Başlamadan önce “dar” ağaç demek, incir de “hejir” demek, “hejiroke” de incirlim, incirim, incirli, incir gibisin, incir ağacısın v.s demek.
Geçen haftadan tekrar yazı yazmaya başlamamdan dolayı son derece mutluyum bahtiyarım.
Yazmaya başlarken kendimi bir top sahasına çıkmış bilmediğim bir takımla ve kendi oynadığım takıma da misafir oyuncu gelmiş gibi hissediyorum.
Bu ne demekse artık?
İroni yapmayı sevdiğimi bir yana bırakıyorum.
Hele hele seyirciyi de hiç bilmiyor tanımıyor, hangi milletten, hangi uyruktan geldiklerini bile bilemeden tahmin etmeden sahaya çıkıyor hakemin ilk düdüğünü çalmasını bekliyorum.
Hakem düdüğü çalar çalmaz sahada oradan oraya koşmaya başlıyormuşum gibi hissediyorum kendimi.
Dolayısıyla ki son iki yıldır antrenman niyetine Murathan Mungan okumaktan başka bir şey yapmadım.
Yazma sanatı ve yazmayla ilgili yazarlık ne demek yazar olmak nedir ne değildir nasıl yazar olunur nedir yazar, ben bir yazar mıyım gibi konulara çok ilgi duydum ve araştırmalar yaptım.
İlk olarak Amerikalı yazar
Stephan King’ in, “Yazma Sanatı” kitabını edinip okumak bana iyi geldi.
Ardından Yazmak ve yazarlık konusunda beni çok etkileyen kitaplardan biri de yine Murathan Mungan’ ın değişik yazarlardan topladığı seçkisiyle yayınlanan
“Yazıhane” adlı kitabı bu alanda beni besleyen etkileyen dikkatlice altını çizerek okuduklarımdan oldu.
Yazmak/ okumak edebiyat/ yazar/ yazarlık konusunda bu iki yılı böyle geçirdim diyebilirim.
Murathan Mungan’ın bana kattıklarını belki ileriki zamanlarda sizinle paylaşabilirim.
Zira tam bir okul benim için.
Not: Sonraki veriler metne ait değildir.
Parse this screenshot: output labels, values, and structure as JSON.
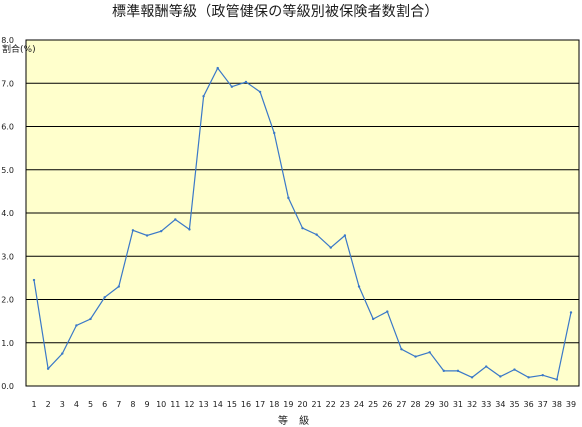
{
  "chart_data": {
    "type": "line",
    "title": "標準報酬等級（政管健保の等級別被保険者数割合）",
    "ylabel": "割合(%)",
    "xlabel": "等 級",
    "ylim": [
      0,
      8
    ],
    "yticks": [
      "0.0",
      "1.0",
      "2.0",
      "3.0",
      "4.0",
      "5.0",
      "6.0",
      "7.0",
      "8.0"
    ],
    "grid": true,
    "legend": "none",
    "categories": [
      "1",
      "2",
      "3",
      "4",
      "5",
      "6",
      "7",
      "8",
      "9",
      "10",
      "11",
      "12",
      "13",
      "14",
      "15",
      "16",
      "17",
      "18",
      "19",
      "20",
      "21",
      "22",
      "23",
      "24",
      "25",
      "26",
      "27",
      "28",
      "29",
      "30",
      "31",
      "32",
      "33",
      "34",
      "35",
      "36",
      "37",
      "38",
      "39"
    ],
    "series": [
      {
        "color": "#3a78c8",
        "values": [
          2.45,
          0.4,
          0.75,
          1.4,
          1.55,
          2.05,
          2.3,
          3.6,
          3.48,
          3.58,
          3.85,
          3.62,
          6.7,
          7.35,
          6.92,
          7.03,
          6.8,
          5.85,
          4.35,
          3.65,
          3.5,
          3.2,
          3.48,
          2.3,
          1.55,
          1.72,
          0.85,
          0.68,
          0.78,
          0.35,
          0.35,
          0.2,
          0.45,
          0.22,
          0.38,
          0.2,
          0.25,
          0.15,
          1.7
        ]
      }
    ],
    "colors": {
      "plot_background": "#ffffcc",
      "grid": "#000000",
      "line": "#3a78c8"
    }
  }
}
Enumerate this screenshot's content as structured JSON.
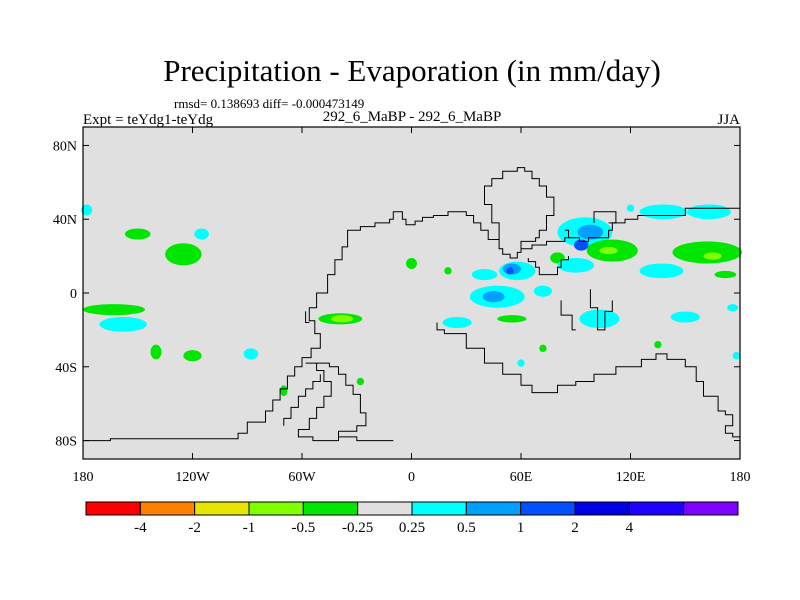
{
  "chart_data": {
    "type": "heatmap",
    "title": "Precipitation - Evaporation (in mm/day)",
    "stats": "rmsd= 0.138693 diff= -0.000473149",
    "left_label": "Expt = teYdg1-teYdg",
    "center_label": "292_6_MaBP - 292_6_MaBP",
    "right_label": "JJA",
    "x_ticks": [
      {
        "v": -180,
        "label": "180"
      },
      {
        "v": -120,
        "label": "120W"
      },
      {
        "v": -60,
        "label": "60W"
      },
      {
        "v": 0,
        "label": "0"
      },
      {
        "v": 60,
        "label": "60E"
      },
      {
        "v": 120,
        "label": "120E"
      },
      {
        "v": 180,
        "label": "180"
      }
    ],
    "y_ticks": [
      {
        "v": 80,
        "label": "80N"
      },
      {
        "v": 40,
        "label": "40N"
      },
      {
        "v": 0,
        "label": "0"
      },
      {
        "v": -40,
        "label": "40S"
      },
      {
        "v": -80,
        "label": "80S"
      }
    ],
    "xlim": [
      -180,
      180
    ],
    "ylim": [
      -90,
      90
    ],
    "colorbar": {
      "colors": [
        "#ff0000",
        "#ff8000",
        "#e6e600",
        "#80ff00",
        "#00e600",
        "#e0e0e0",
        "#00ffff",
        "#00a0ff",
        "#0050ff",
        "#0000e6",
        "#2000ff",
        "#8000ff"
      ],
      "labels": [
        "-4",
        "-2",
        "-1",
        "-0.5",
        "-0.25",
        "0.25",
        "0.5",
        "1",
        "2",
        "4"
      ]
    },
    "neutral_color": "#e0e0e0",
    "blobs": [
      {
        "lon": -178,
        "lat": 45,
        "rlon": 3,
        "rlat": 3,
        "color": "#00ffff"
      },
      {
        "lon": -150,
        "lat": 32,
        "rlon": 7,
        "rlat": 3,
        "color": "#00e600"
      },
      {
        "lon": -115,
        "lat": 32,
        "rlon": 4,
        "rlat": 3,
        "color": "#00ffff"
      },
      {
        "lon": -125,
        "lat": 21,
        "rlon": 10,
        "rlat": 6,
        "color": "#00e600"
      },
      {
        "lon": -163,
        "lat": -9,
        "rlon": 17,
        "rlat": 3,
        "color": "#00e600"
      },
      {
        "lon": -158,
        "lat": -17,
        "rlon": 13,
        "rlat": 4,
        "color": "#00ffff"
      },
      {
        "lon": -140,
        "lat": -32,
        "rlon": 3,
        "rlat": 4,
        "color": "#00e600"
      },
      {
        "lon": -120,
        "lat": -34,
        "rlon": 5,
        "rlat": 3,
        "color": "#00e600"
      },
      {
        "lon": -88,
        "lat": -33,
        "rlon": 4,
        "rlat": 3,
        "color": "#00ffff"
      },
      {
        "lon": -39,
        "lat": -14,
        "rlon": 12,
        "rlat": 3,
        "color": "#00e600"
      },
      {
        "lon": -38,
        "lat": -14,
        "rlon": 6,
        "rlat": 2,
        "color": "#80ff00"
      },
      {
        "lon": -70,
        "lat": -53,
        "rlon": 2,
        "rlat": 3,
        "color": "#00e600"
      },
      {
        "lon": -28,
        "lat": -48,
        "rlon": 2,
        "rlat": 2,
        "color": "#00e600"
      },
      {
        "lon": 0,
        "lat": 16,
        "rlon": 3,
        "rlat": 3,
        "color": "#00e600"
      },
      {
        "lon": 20,
        "lat": 12,
        "rlon": 2,
        "rlat": 2,
        "color": "#00e600"
      },
      {
        "lon": 40,
        "lat": 10,
        "rlon": 7,
        "rlat": 3,
        "color": "#00ffff"
      },
      {
        "lon": 58,
        "lat": 12,
        "rlon": 10,
        "rlat": 5,
        "color": "#00ffff"
      },
      {
        "lon": 55,
        "lat": 13,
        "rlon": 5,
        "rlat": 3,
        "color": "#00a0ff"
      },
      {
        "lon": 54,
        "lat": 12,
        "rlon": 2,
        "rlat": 2,
        "color": "#0050ff"
      },
      {
        "lon": 47,
        "lat": -2,
        "rlon": 15,
        "rlat": 6,
        "color": "#00ffff"
      },
      {
        "lon": 45,
        "lat": -2,
        "rlon": 6,
        "rlat": 3,
        "color": "#00a0ff"
      },
      {
        "lon": 25,
        "lat": -16,
        "rlon": 8,
        "rlat": 3,
        "color": "#00ffff"
      },
      {
        "lon": 55,
        "lat": -14,
        "rlon": 8,
        "rlat": 2,
        "color": "#00e600"
      },
      {
        "lon": 72,
        "lat": 1,
        "rlon": 5,
        "rlat": 3,
        "color": "#00ffff"
      },
      {
        "lon": 80,
        "lat": 19,
        "rlon": 4,
        "rlat": 3,
        "color": "#00e600"
      },
      {
        "lon": 95,
        "lat": 33,
        "rlon": 15,
        "rlat": 8,
        "color": "#00ffff"
      },
      {
        "lon": 98,
        "lat": 33,
        "rlon": 7,
        "rlat": 4,
        "color": "#00a0ff"
      },
      {
        "lon": 93,
        "lat": 26,
        "rlon": 4,
        "rlat": 3,
        "color": "#0050ff"
      },
      {
        "lon": 110,
        "lat": 23,
        "rlon": 14,
        "rlat": 6,
        "color": "#00e600"
      },
      {
        "lon": 108,
        "lat": 23,
        "rlon": 5,
        "rlat": 2,
        "color": "#80ff00"
      },
      {
        "lon": 90,
        "lat": 15,
        "rlon": 10,
        "rlat": 4,
        "color": "#00ffff"
      },
      {
        "lon": 137,
        "lat": 12,
        "rlon": 12,
        "rlat": 4,
        "color": "#00ffff"
      },
      {
        "lon": 138,
        "lat": 44,
        "rlon": 13,
        "rlat": 4,
        "color": "#00ffff"
      },
      {
        "lon": 163,
        "lat": 44,
        "rlon": 12,
        "rlat": 4,
        "color": "#00ffff"
      },
      {
        "lon": 120,
        "lat": 46,
        "rlon": 2,
        "rlat": 2,
        "color": "#00ffff"
      },
      {
        "lon": 162,
        "lat": 22,
        "rlon": 19,
        "rlat": 6,
        "color": "#00e600"
      },
      {
        "lon": 165,
        "lat": 20,
        "rlon": 5,
        "rlat": 2,
        "color": "#80ff00"
      },
      {
        "lon": 172,
        "lat": 10,
        "rlon": 6,
        "rlat": 2,
        "color": "#00e600"
      },
      {
        "lon": 103,
        "lat": -14,
        "rlon": 11,
        "rlat": 5,
        "color": "#00ffff"
      },
      {
        "lon": 150,
        "lat": -13,
        "rlon": 8,
        "rlat": 3,
        "color": "#00ffff"
      },
      {
        "lon": 176,
        "lat": -8,
        "rlon": 3,
        "rlat": 2,
        "color": "#00ffff"
      },
      {
        "lon": 135,
        "lat": -28,
        "rlon": 2,
        "rlat": 2,
        "color": "#00e600"
      },
      {
        "lon": 178,
        "lat": -34,
        "rlon": 2,
        "rlat": 2,
        "color": "#00ffff"
      },
      {
        "lon": 60,
        "lat": -38,
        "rlon": 2,
        "rlat": 2,
        "color": "#00ffff"
      },
      {
        "lon": 72,
        "lat": -30,
        "rlon": 2,
        "rlat": 2,
        "color": "#00e600"
      }
    ],
    "coastlines": [
      [
        [
          -180,
          -80
        ],
        [
          -165,
          -80
        ],
        [
          -165,
          -79
        ],
        [
          -95,
          -79
        ],
        [
          -95,
          -76
        ],
        [
          -90,
          -76
        ],
        [
          -90,
          -70
        ],
        [
          -80,
          -70
        ],
        [
          -80,
          -64
        ],
        [
          -76,
          -64
        ],
        [
          -76,
          -58
        ],
        [
          -72,
          -58
        ],
        [
          -72,
          -52
        ],
        [
          -68,
          -52
        ],
        [
          -68,
          -45
        ],
        [
          -64,
          -45
        ],
        [
          -64,
          -40
        ],
        [
          -60,
          -40
        ],
        [
          -60,
          -35
        ],
        [
          -55,
          -35
        ],
        [
          -55,
          -30
        ],
        [
          -50,
          -30
        ],
        [
          -50,
          -22
        ],
        [
          -53,
          -22
        ],
        [
          -53,
          -15
        ],
        [
          -56,
          -15
        ],
        [
          -56,
          -8
        ],
        [
          -52,
          -8
        ],
        [
          -52,
          0
        ],
        [
          -46,
          0
        ],
        [
          -46,
          10
        ],
        [
          -42,
          10
        ],
        [
          -42,
          18
        ],
        [
          -38,
          18
        ],
        [
          -38,
          25
        ],
        [
          -35,
          25
        ],
        [
          -35,
          34
        ],
        [
          -28,
          34
        ],
        [
          -28,
          36
        ],
        [
          -20,
          36
        ],
        [
          -20,
          38
        ],
        [
          -12,
          38
        ],
        [
          -12,
          40
        ],
        [
          -10,
          40
        ],
        [
          -10,
          44
        ],
        [
          -5,
          44
        ],
        [
          -5,
          40
        ],
        [
          -3,
          40
        ],
        [
          -3,
          37
        ],
        [
          2,
          37
        ],
        [
          2,
          39
        ],
        [
          6,
          39
        ],
        [
          6,
          41
        ],
        [
          12,
          41
        ],
        [
          12,
          42
        ],
        [
          20,
          42
        ],
        [
          20,
          44
        ],
        [
          30,
          44
        ],
        [
          30,
          42
        ],
        [
          34,
          42
        ],
        [
          34,
          38
        ],
        [
          38,
          38
        ],
        [
          38,
          34
        ],
        [
          42,
          34
        ],
        [
          42,
          29
        ],
        [
          48,
          29
        ],
        [
          48,
          24
        ],
        [
          50,
          24
        ],
        [
          50,
          21
        ],
        [
          54,
          21
        ],
        [
          54,
          19
        ],
        [
          58,
          19
        ],
        [
          58,
          22
        ],
        [
          60,
          22
        ],
        [
          60,
          24
        ],
        [
          66,
          24
        ],
        [
          66,
          26
        ],
        [
          74,
          26
        ],
        [
          74,
          28
        ],
        [
          84,
          28
        ],
        [
          84,
          30
        ],
        [
          92,
          30
        ],
        [
          92,
          28
        ],
        [
          97,
          28
        ],
        [
          97,
          30
        ],
        [
          108,
          30
        ],
        [
          108,
          34
        ],
        [
          110,
          34
        ],
        [
          110,
          38
        ],
        [
          117,
          38
        ],
        [
          117,
          40
        ],
        [
          124,
          40
        ],
        [
          124,
          42
        ],
        [
          150,
          42
        ],
        [
          150,
          46
        ],
        [
          180,
          46
        ]
      ],
      [
        [
          -180,
          -80
        ],
        [
          -180,
          -83
        ]
      ],
      [
        [
          48,
          29
        ],
        [
          48,
          38
        ],
        [
          44,
          38
        ],
        [
          44,
          48
        ],
        [
          40,
          48
        ],
        [
          40,
          58
        ],
        [
          44,
          58
        ],
        [
          44,
          62
        ],
        [
          50,
          62
        ],
        [
          50,
          66
        ],
        [
          58,
          66
        ],
        [
          58,
          68
        ],
        [
          62,
          68
        ],
        [
          62,
          66
        ],
        [
          66,
          66
        ],
        [
          66,
          62
        ],
        [
          70,
          62
        ],
        [
          70,
          58
        ],
        [
          74,
          58
        ],
        [
          74,
          52
        ],
        [
          78,
          52
        ],
        [
          78,
          42
        ],
        [
          74,
          42
        ],
        [
          74,
          34
        ],
        [
          70,
          34
        ],
        [
          70,
          30
        ],
        [
          68,
          30
        ],
        [
          68,
          28
        ],
        [
          60,
          28
        ],
        [
          60,
          24
        ]
      ],
      [
        [
          -58,
          -38
        ],
        [
          -52,
          -38
        ],
        [
          -52,
          -42
        ],
        [
          -48,
          -42
        ],
        [
          -48,
          -48
        ],
        [
          -44,
          -48
        ],
        [
          -44,
          -56
        ],
        [
          -48,
          -56
        ],
        [
          -48,
          -62
        ],
        [
          -52,
          -62
        ],
        [
          -52,
          -68
        ],
        [
          -56,
          -68
        ],
        [
          -56,
          -74
        ],
        [
          -62,
          -74
        ],
        [
          -62,
          -78
        ],
        [
          -54,
          -78
        ],
        [
          -54,
          -80
        ],
        [
          -40,
          -80
        ],
        [
          -40,
          -75
        ],
        [
          -30,
          -75
        ],
        [
          -30,
          -72
        ],
        [
          -25,
          -72
        ],
        [
          -25,
          -65
        ],
        [
          -28,
          -65
        ],
        [
          -28,
          -55
        ],
        [
          -32,
          -55
        ],
        [
          -32,
          -50
        ],
        [
          -36,
          -50
        ],
        [
          -36,
          -44
        ],
        [
          -40,
          -44
        ],
        [
          -40,
          -40
        ],
        [
          -45,
          -40
        ],
        [
          -45,
          -38
        ],
        [
          -52,
          -38
        ]
      ],
      [
        [
          -70,
          -72
        ],
        [
          -70,
          -68
        ],
        [
          -66,
          -68
        ],
        [
          -66,
          -62
        ],
        [
          -62,
          -62
        ],
        [
          -62,
          -56
        ],
        [
          -58,
          -56
        ],
        [
          -58,
          -52
        ],
        [
          -54,
          -52
        ],
        [
          -54,
          -48
        ],
        [
          -50,
          -48
        ],
        [
          -50,
          -44
        ]
      ],
      [
        [
          -40,
          -78
        ],
        [
          -30,
          -78
        ],
        [
          -30,
          -80
        ],
        [
          -10,
          -80
        ]
      ],
      [
        [
          -58,
          -10
        ],
        [
          -58,
          -16
        ],
        [
          -56,
          -16
        ]
      ],
      [
        [
          14,
          -16
        ],
        [
          14,
          -20
        ],
        [
          18,
          -20
        ],
        [
          18,
          -22
        ],
        [
          30,
          -22
        ],
        [
          30,
          -30
        ],
        [
          40,
          -30
        ],
        [
          40,
          -38
        ],
        [
          50,
          -38
        ],
        [
          50,
          -44
        ],
        [
          60,
          -44
        ],
        [
          60,
          -50
        ],
        [
          66,
          -50
        ],
        [
          66,
          -54
        ],
        [
          80,
          -54
        ],
        [
          80,
          -50
        ],
        [
          90,
          -50
        ],
        [
          90,
          -48
        ],
        [
          100,
          -48
        ],
        [
          100,
          -44
        ],
        [
          112,
          -44
        ],
        [
          112,
          -40
        ],
        [
          126,
          -40
        ],
        [
          126,
          -36
        ],
        [
          134,
          -36
        ],
        [
          134,
          -33
        ],
        [
          140,
          -33
        ],
        [
          140,
          -36
        ],
        [
          150,
          -36
        ],
        [
          150,
          -40
        ],
        [
          156,
          -40
        ],
        [
          156,
          -48
        ],
        [
          160,
          -48
        ],
        [
          160,
          -56
        ],
        [
          168,
          -56
        ],
        [
          168,
          -64
        ],
        [
          172,
          -64
        ],
        [
          172,
          -66
        ],
        [
          176,
          -66
        ],
        [
          176,
          -72
        ],
        [
          172,
          -72
        ],
        [
          172,
          -76
        ],
        [
          176,
          -76
        ],
        [
          176,
          -78
        ],
        [
          180,
          -78
        ]
      ],
      [
        [
          86,
          20
        ],
        [
          86,
          18
        ],
        [
          82,
          18
        ],
        [
          82,
          14
        ],
        [
          80,
          14
        ],
        [
          80,
          10
        ],
        [
          70,
          10
        ],
        [
          70,
          14
        ],
        [
          68,
          14
        ],
        [
          68,
          17
        ],
        [
          64,
          17
        ],
        [
          64,
          19
        ]
      ],
      [
        [
          82,
          -4
        ],
        [
          82,
          -12
        ],
        [
          88,
          -12
        ],
        [
          88,
          -20
        ],
        [
          90,
          -20
        ]
      ],
      [
        [
          98,
          2
        ],
        [
          98,
          -8
        ],
        [
          102,
          -8
        ],
        [
          102,
          -20
        ],
        [
          106,
          -20
        ],
        [
          106,
          -10
        ],
        [
          110,
          -10
        ],
        [
          110,
          -4
        ]
      ],
      [
        [
          100,
          38
        ],
        [
          100,
          44
        ],
        [
          112,
          44
        ],
        [
          112,
          38
        ],
        [
          108,
          38
        ]
      ],
      [
        [
          86,
          30
        ],
        [
          86,
          34
        ],
        [
          84,
          34
        ]
      ]
    ]
  }
}
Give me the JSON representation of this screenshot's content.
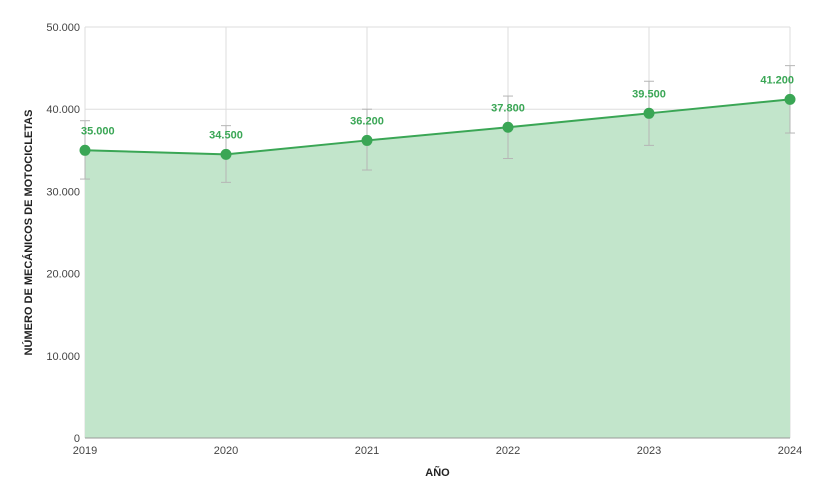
{
  "chart_data": {
    "type": "area",
    "x": [
      "2019",
      "2020",
      "2021",
      "2022",
      "2023",
      "2024"
    ],
    "series": [
      {
        "values": [
          35000,
          34500,
          36200,
          37800,
          39500,
          41200
        ],
        "value_labels": [
          "35.000",
          "34.500",
          "36.200",
          "37.800",
          "39.500",
          "41.200"
        ],
        "error_upper": [
          38600,
          38000,
          40000,
          41600,
          43400,
          45300
        ],
        "error_lower": [
          31500,
          31100,
          32600,
          34000,
          35600,
          37100
        ]
      }
    ],
    "xlabel": "AÑO",
    "ylabel": "NÚMERO DE MECÁNICOS DE MOTOCICLETAS",
    "ylim": [
      0,
      50000
    ],
    "yticks": [
      0,
      10000,
      20000,
      30000,
      40000,
      50000
    ],
    "ytick_labels": [
      "0",
      "10.000",
      "20.000",
      "30.000",
      "40.000",
      "50.000"
    ],
    "grid": true,
    "colors": {
      "line": "#3aa655",
      "fill": "#c2e5cb",
      "label": "#3aa655",
      "error": "#b5b5b5",
      "grid": "#dddddd"
    }
  }
}
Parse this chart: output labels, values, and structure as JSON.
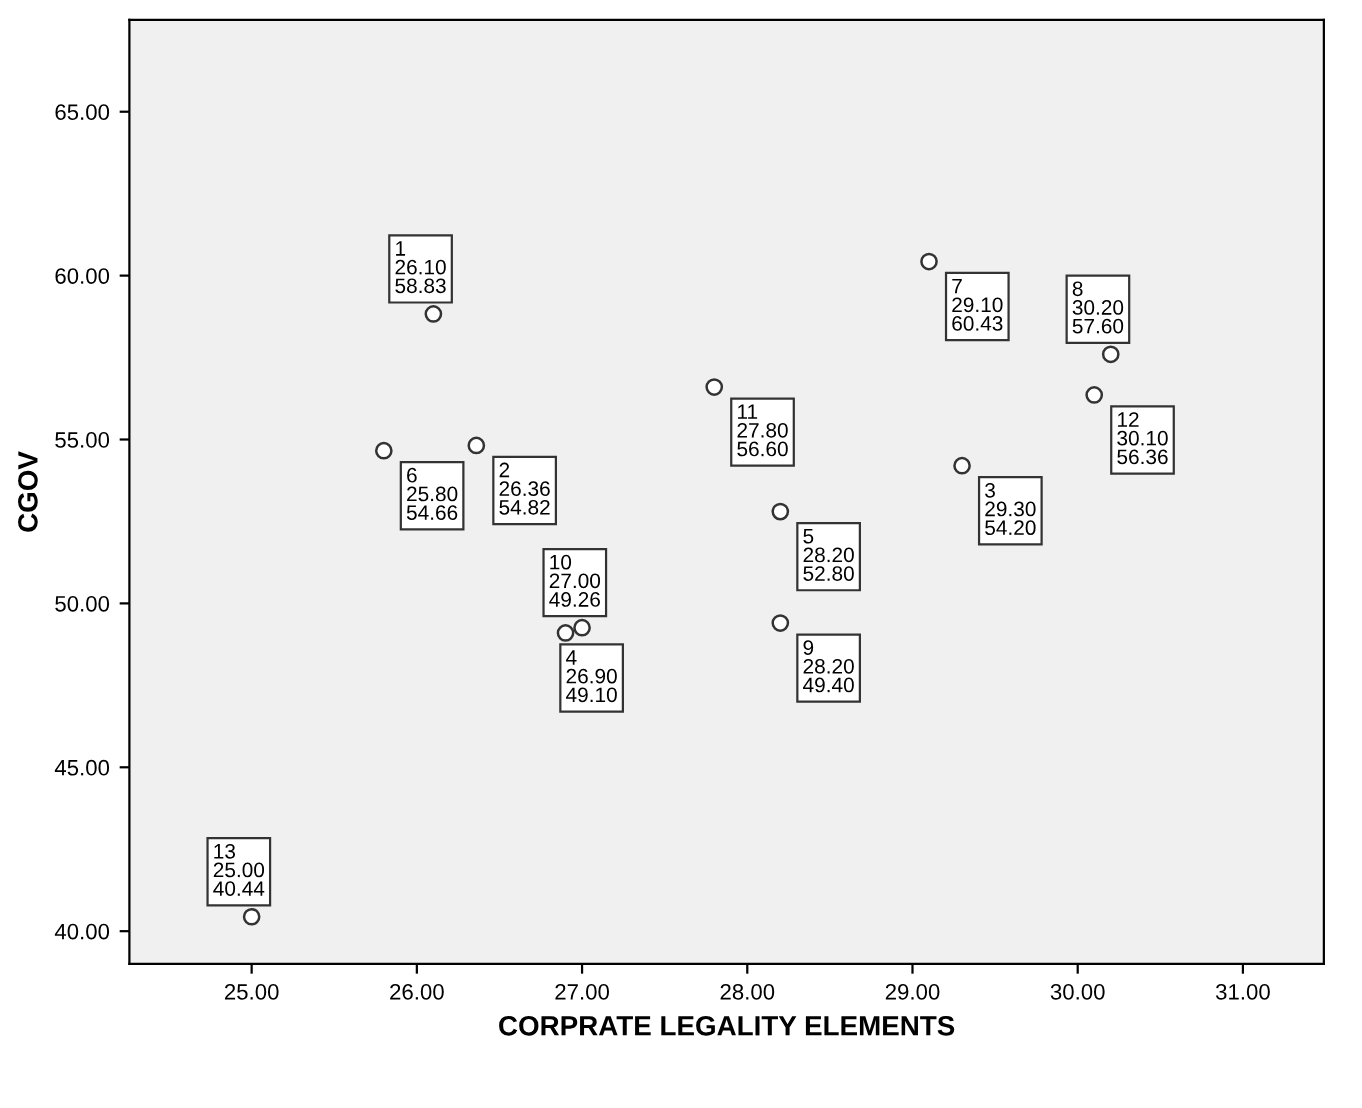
{
  "chart_data": {
    "type": "scatter",
    "xlabel": "CORPRATE LEGALITY ELEMENTS",
    "ylabel": "CGOV",
    "x": [
      26.1,
      26.36,
      29.3,
      26.9,
      28.2,
      25.8,
      29.1,
      30.2,
      28.2,
      27.0,
      27.8,
      30.1,
      25.0
    ],
    "values": [
      58.83,
      54.82,
      54.2,
      49.1,
      52.8,
      54.66,
      60.43,
      57.6,
      49.4,
      49.26,
      56.6,
      56.36,
      40.44
    ],
    "value_labels": [
      "1\n26.10\n58.83",
      "2\n26.36\n54.82",
      "3\n29.30\n54.20",
      "4\n26.90\n49.10",
      "5\n28.20\n52.80",
      "6\n25.80\n54.66",
      "7\n29.10\n60.43",
      "8\n30.20\n57.60",
      "9\n28.20\n49.40",
      "10\n27.00\n49.26",
      "11\n27.80\n56.60",
      "12\n30.10\n56.36",
      "13\n25.00\n40.44"
    ],
    "color": "#333333",
    "marker": "circle",
    "grid": false,
    "xlim": [
      24.26,
      31.49
    ],
    "ylim": [
      39.0,
      67.8
    ],
    "xticks": [
      {
        "value": 25,
        "label": "25.00"
      },
      {
        "value": 26,
        "label": "26.00"
      },
      {
        "value": 27,
        "label": "27.00"
      },
      {
        "value": 28,
        "label": "28.00"
      },
      {
        "value": 29,
        "label": "29.00"
      },
      {
        "value": 30,
        "label": "30.00"
      },
      {
        "value": 31,
        "label": "31.00"
      }
    ],
    "yticks": [
      {
        "value": 40,
        "label": "40.00"
      },
      {
        "value": 45,
        "label": "45.00"
      },
      {
        "value": 50,
        "label": "50.00"
      },
      {
        "value": 55,
        "label": "55.00"
      },
      {
        "value": 60,
        "label": "60.00"
      },
      {
        "value": 65,
        "label": "65.00"
      }
    ]
  }
}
Eminim birçok okuru için de bu böyledir.
Onun yazdığı dağınık görünen aslında bütünlük sağlayan insanı atlas döşekler üzerine oturmuş halde Alâeddin’in Lambası misali diyardan diyara, hikayeden bir başka hikayeye, öyküden dünyanın öbür ucundaki bir öyküye götürüp gezdirdiği, nehirler üzerinden atlattığı, Denizleri bir çırpıda geçerek bir kıtadan öbürüne götüren dünyasında birlikte çıktığınız bir yolculukta olduğunuzu hissedersiniz.
Her defasında bir kitabını alıp birkaç sayfasını okuyup tekrar öbürünü, o da olmadı öbürünü ve en önemlisi seyahatlerimde kitapları birlikte gezdirerek okuyabildiğim kadar satır aralarını ve altını kalın bir kalemle çizerek, çizdiğim kenarlarına notlar alarak birbirinden güzel, içinde kaybolduğum tam manasıyla derya deniz öğreti ve anlatımıyla, beslendiğim ve daha çok besleneceğim duygusu beni sonsuz mutlu etti/ediyor.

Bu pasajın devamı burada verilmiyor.